Atölyeden sonra birlikte ODTÜ'deki yasadışı yol inşaatına karşı direnen dostlarımıza destek vermeye gidebiliriz. Görüşmek üzere...


14.10.13

ekokadın ne ayol: salçadan cife ekokadın buluşması izlenimleri

Fotoğraf: Elif Balçık

Geçen haftasonu Çanakkale'de yaptığımız ekokadın buluşmasına hazırlandığımı yazmıştım. Öncesinde de sonrasında da birçok defa gelen ekokadın ne ayol sorusu üzerine izlenimlerimi aslında hemen yazmak istedim ama buluşmadan sonra hemen yollara düştüğüm ve sinüslerim hızlı gelen sonbahardan etkilendiği için ancak yazabiliyorum.

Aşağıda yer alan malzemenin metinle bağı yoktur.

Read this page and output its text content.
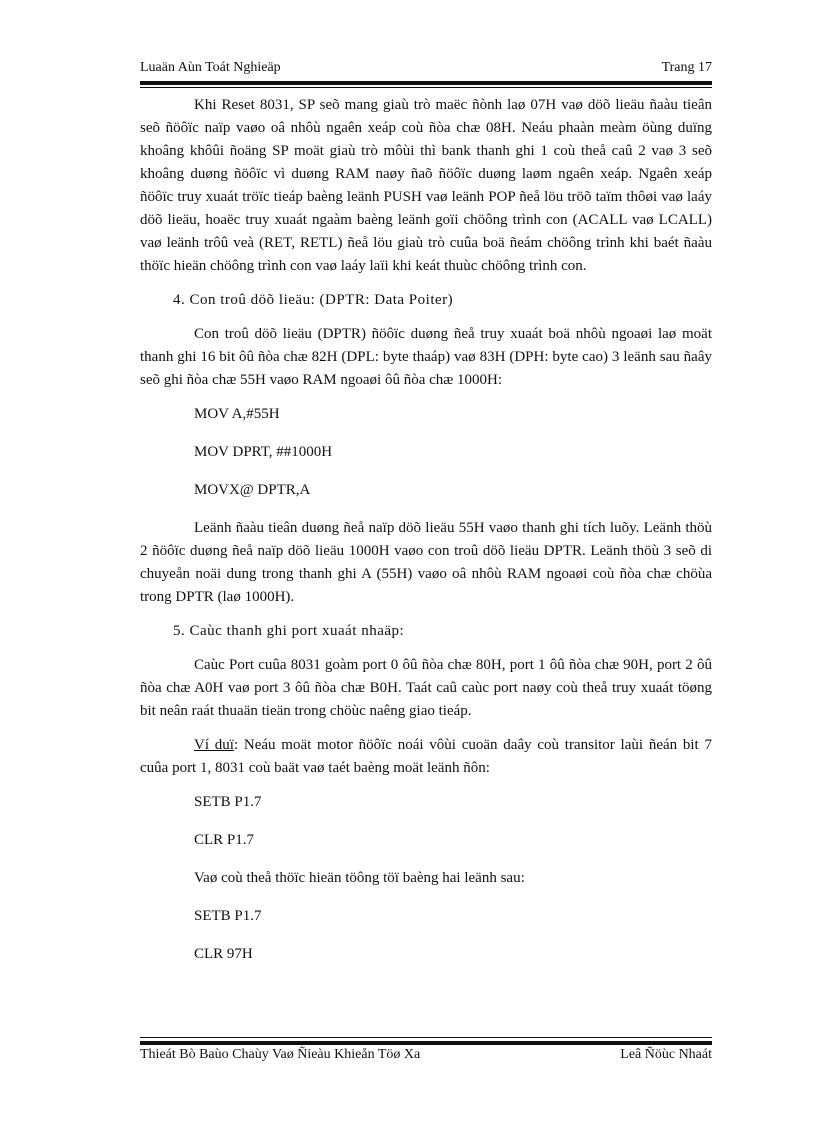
Luaän Aùn Toát Nghieäp	Trang 17

Khi Reset 8031, SP seõ mang giaù trò maëc ñònh laø 07H vaø döõ lieäu ñaàu tieân seõ ñöôïc naïp vaøo oâ nhôù ngaên xeáp coù ñòa chæ 08H. Neáu phaàn meàm öùng duïng khoâng khôûi ñoäng SP moät giaù trò môùi thì bank thanh ghi 1 coù theå caû 2 vaø 3 seõ khoâng duøng ñöôïc vì duøng RAM naøy ñaõ ñöôïc duøng laøm ngaên xeáp. Ngaên xeáp ñöôïc truy xuaát tröïc tieáp baèng leänh PUSH vaø leänh POP ñeå löu tröõ taïm thôøi vaø laáy döõ lieäu, hoaëc truy xuaát ngaàm baèng leänh goïi chöông trình con (ACALL vaø LCALL) vaø leänh trôû veà (RET, RETL) ñeå löu giaù trò cuûa boä ñeám chöông trình khi baét ñaàu thöïc hieän chöông trình con vaø laáy laïi khi keát thuùc chöông trình con.

4. Con troû döõ lieäu: (DPTR: Data Poiter)

Con troû döõ lieäu (DPTR) ñöôïc duøng ñeå truy xuaát boä nhôù ngoaøi laø moät thanh ghi 16 bit ôû ñòa chæ 82H (DPL: byte thaáp) vaø 83H (DPH: byte cao) 3 leänh sau ñaây seõ ghi ñòa chæ 55H vaøo RAM ngoaøi ôû ñòa chæ 1000H:

MOV A,#55H

MOV DPRT, ##1000H

MOVX@ DPTR,A

Leänh ñaàu tieân duøng ñeå naïp döõ lieäu 55H vaøo thanh ghi tích luõy. Leänh thöù 2 ñöôïc duøng ñeå naïp döõ lieäu 1000H vaøo con troû döõ lieäu DPTR. Leänh thöù 3 seõ di chuyeån noäi dung trong thanh ghi A (55H) vaøo oâ nhôù RAM ngoaøi coù ñòa chæ chöùa trong DPTR (laø 1000H).

5. Caùc thanh ghi port xuaát nhaäp:

Caùc Port cuûa 8031 goàm port 0 ôû ñòa chæ 80H, port 1 ôû ñòa chæ 90H, port 2 ôû ñòa chæ A0H vaø port 3 ôû ñòa chæ B0H. Taát caû caùc port naøy coù theå truy xuaát töøng bit neân raát thuaän tieän trong chöùc naêng giao tieáp.

Ví duï: Neáu moät motor ñöôïc noái vôùi cuoän daây coù transitor laùi ñeán bit 7 cuûa port 1, 8031 coù baät vaø taét baèng moät leänh ñôn:

SETB P1.7

CLR P1.7

Vaø coù theå thöïc hieän töông töï baèng hai leänh sau:

SETB P1.7

CLR 97H

Thieát Bò Baùo Chaùy Vaø Ñieàu Khieån Töø Xa	Leâ Ñöùc Nhaát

Önceki yazıda da bahsettiğim gibi ekokadın buluşması Buğday Derneği'nin ilkini Mart ayında İstanbul'da gerçekleştirdiği bir etkinlik. Bu buluşma çok güzel geçince Çanakkale'de yeni kurulan üretici ve tüketici topluluğu ÇAYEK'le birlikte ikincisini düzenlemişler. Benim anladığımca ekokadın buluşması ekolojik yaşamla ilgilenen kadınların sosyal medyada ya da bloglarda, ev gezmelerinde, orda, burda paylaşmakta oldukları bilgi ve deneyimleri toplanıp yüz yüze konuştukları bir etkinlik. İki gün boyunca aslında herkesi ilgilendiren ama kadınların daha çok ilgi duyduğunu sürekli gözlemlediğimiz sağlıklı beslenme, doğal tarım, temizlik, bilinçli tüketim, alternatif tıp gibi birçok konuya kadın gözüyle baktık ve birbirimizden çok şey öğrendik.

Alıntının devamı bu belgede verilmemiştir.